Nationwide aerial laser scanning reveals relict rock glaciers and protalus ramparts in Slovenia

Abstract. In 2015 the nationwide aerial laser scanning (lidar) of Slovenia became publicly available. These data enable a wide range of detailed geomorphological studies, also in areas that are less accessible or covered with dense vegetation. This makes it possible to identify potential rock glaciers and protalus ramparts in the Slovenian mountains. The laser scanning products, the grey-shaded terrain model and the classified point cloud were used to identify and measure these features. All the mountainous areas at elevations of approximately 1200 m above sea level (a.s.l.) were evaluated. During the Alpine Late Glacial period these were in glacial and periglacial conditions. The mountain ranges of the Julian Alps, Karavanks, Kamnik-Savinja Alps, Pohorje and Dinaric mountains (Trnovski Gozd and Snežnik) were evaluated. Twenty potential rock glaciers and eight potential protalus ramparts were found. They are the most abundant in the Karavanks, followed by the Julian Alps, with one potential rock glacier also on the Snežnik plateau. The majority of the potential rock glaciers are probably relicts, due to the heavy vegetation cover, the low mean elevations (between 1040 m and 1850 m a.s.l.) and because their slopes are directed more towards southern directions (65 % of rock glaciers). The identified rock glaciers rarely exceed 600 m in length. The terminus slope angles of the identified objects are from 20° to 40°. Three of the identified protalus ramparts can be regarded as relict, due to the total vegetation cover; the remaining five can be regarded as intact. The potential protalus ramparts are found at elevations between 1220 m and 1950 m a.s.l.

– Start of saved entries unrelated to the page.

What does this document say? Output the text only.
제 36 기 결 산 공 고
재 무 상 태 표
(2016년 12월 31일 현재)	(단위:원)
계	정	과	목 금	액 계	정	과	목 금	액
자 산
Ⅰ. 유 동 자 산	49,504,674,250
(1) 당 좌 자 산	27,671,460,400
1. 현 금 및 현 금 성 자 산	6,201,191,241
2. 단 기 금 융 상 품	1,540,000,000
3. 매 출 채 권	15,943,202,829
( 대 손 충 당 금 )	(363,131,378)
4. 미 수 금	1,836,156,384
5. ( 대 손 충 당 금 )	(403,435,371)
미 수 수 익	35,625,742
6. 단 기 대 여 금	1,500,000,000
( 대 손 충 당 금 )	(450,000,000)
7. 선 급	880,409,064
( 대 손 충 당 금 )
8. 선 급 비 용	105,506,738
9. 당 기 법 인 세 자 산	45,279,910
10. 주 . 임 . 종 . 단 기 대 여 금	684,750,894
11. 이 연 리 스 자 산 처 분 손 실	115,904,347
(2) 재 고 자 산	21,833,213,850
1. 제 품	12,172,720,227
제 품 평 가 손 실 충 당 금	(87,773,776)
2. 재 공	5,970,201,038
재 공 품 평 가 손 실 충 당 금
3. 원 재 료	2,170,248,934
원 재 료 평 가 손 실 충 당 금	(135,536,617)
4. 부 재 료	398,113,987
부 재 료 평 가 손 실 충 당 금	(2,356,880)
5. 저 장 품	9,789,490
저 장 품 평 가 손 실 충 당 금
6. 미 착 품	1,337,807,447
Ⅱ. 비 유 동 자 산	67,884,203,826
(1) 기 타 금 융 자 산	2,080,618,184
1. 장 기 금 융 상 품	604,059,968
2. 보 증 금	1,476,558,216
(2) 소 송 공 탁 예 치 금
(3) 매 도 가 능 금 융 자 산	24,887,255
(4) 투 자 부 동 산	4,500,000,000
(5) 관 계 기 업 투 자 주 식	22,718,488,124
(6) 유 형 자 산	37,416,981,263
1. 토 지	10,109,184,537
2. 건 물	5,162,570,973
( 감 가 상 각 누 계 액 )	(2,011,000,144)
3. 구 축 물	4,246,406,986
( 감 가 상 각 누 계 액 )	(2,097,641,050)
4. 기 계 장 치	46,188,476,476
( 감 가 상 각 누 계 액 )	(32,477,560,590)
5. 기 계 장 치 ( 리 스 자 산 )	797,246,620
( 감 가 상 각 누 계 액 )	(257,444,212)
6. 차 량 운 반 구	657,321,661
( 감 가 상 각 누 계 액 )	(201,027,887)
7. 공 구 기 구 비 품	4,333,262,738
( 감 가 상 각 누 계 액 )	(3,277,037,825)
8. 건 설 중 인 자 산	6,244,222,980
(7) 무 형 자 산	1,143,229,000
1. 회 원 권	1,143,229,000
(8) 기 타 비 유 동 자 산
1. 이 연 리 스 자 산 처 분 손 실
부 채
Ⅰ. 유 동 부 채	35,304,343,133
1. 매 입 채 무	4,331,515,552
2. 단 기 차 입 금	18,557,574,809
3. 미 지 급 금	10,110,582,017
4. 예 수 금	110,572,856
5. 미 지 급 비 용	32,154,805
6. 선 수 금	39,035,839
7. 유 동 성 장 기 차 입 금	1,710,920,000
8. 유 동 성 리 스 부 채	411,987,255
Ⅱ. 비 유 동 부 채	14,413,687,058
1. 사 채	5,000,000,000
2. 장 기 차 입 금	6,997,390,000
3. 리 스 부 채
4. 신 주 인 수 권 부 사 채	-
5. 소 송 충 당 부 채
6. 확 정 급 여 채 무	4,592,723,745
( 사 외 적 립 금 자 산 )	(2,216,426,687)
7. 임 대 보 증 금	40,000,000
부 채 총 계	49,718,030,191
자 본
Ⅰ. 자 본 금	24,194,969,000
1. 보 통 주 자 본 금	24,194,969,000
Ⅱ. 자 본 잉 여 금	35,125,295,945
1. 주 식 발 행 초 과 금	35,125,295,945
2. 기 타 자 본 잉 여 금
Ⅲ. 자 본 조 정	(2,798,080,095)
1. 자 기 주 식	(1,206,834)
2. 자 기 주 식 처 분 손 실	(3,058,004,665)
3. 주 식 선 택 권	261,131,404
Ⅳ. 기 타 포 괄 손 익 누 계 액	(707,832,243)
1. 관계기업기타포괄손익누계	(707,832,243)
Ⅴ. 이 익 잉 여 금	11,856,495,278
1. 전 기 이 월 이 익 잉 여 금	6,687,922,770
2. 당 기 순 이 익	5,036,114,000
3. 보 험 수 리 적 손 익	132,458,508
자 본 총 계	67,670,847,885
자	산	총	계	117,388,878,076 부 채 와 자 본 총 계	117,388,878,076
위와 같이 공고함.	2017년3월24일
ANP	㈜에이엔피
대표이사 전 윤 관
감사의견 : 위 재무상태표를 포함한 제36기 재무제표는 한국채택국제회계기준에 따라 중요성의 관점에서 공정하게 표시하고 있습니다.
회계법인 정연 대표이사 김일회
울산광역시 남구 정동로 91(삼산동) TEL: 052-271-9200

All the identified protalus ramparts are directed towards southern directions, with terminus slope angles from 30° to 40°. The spatial distribution of the discussed permafrost objects in Slovenia with regards to the bedrock composition presented on the geological map of Slovenia (scale 1 : 250 000) reveals that 75 % of all objects can be found in thick-bedded Dachstein limestones with transitions to dolomite, while almost all the remaining objects are found in Triassic dolomite.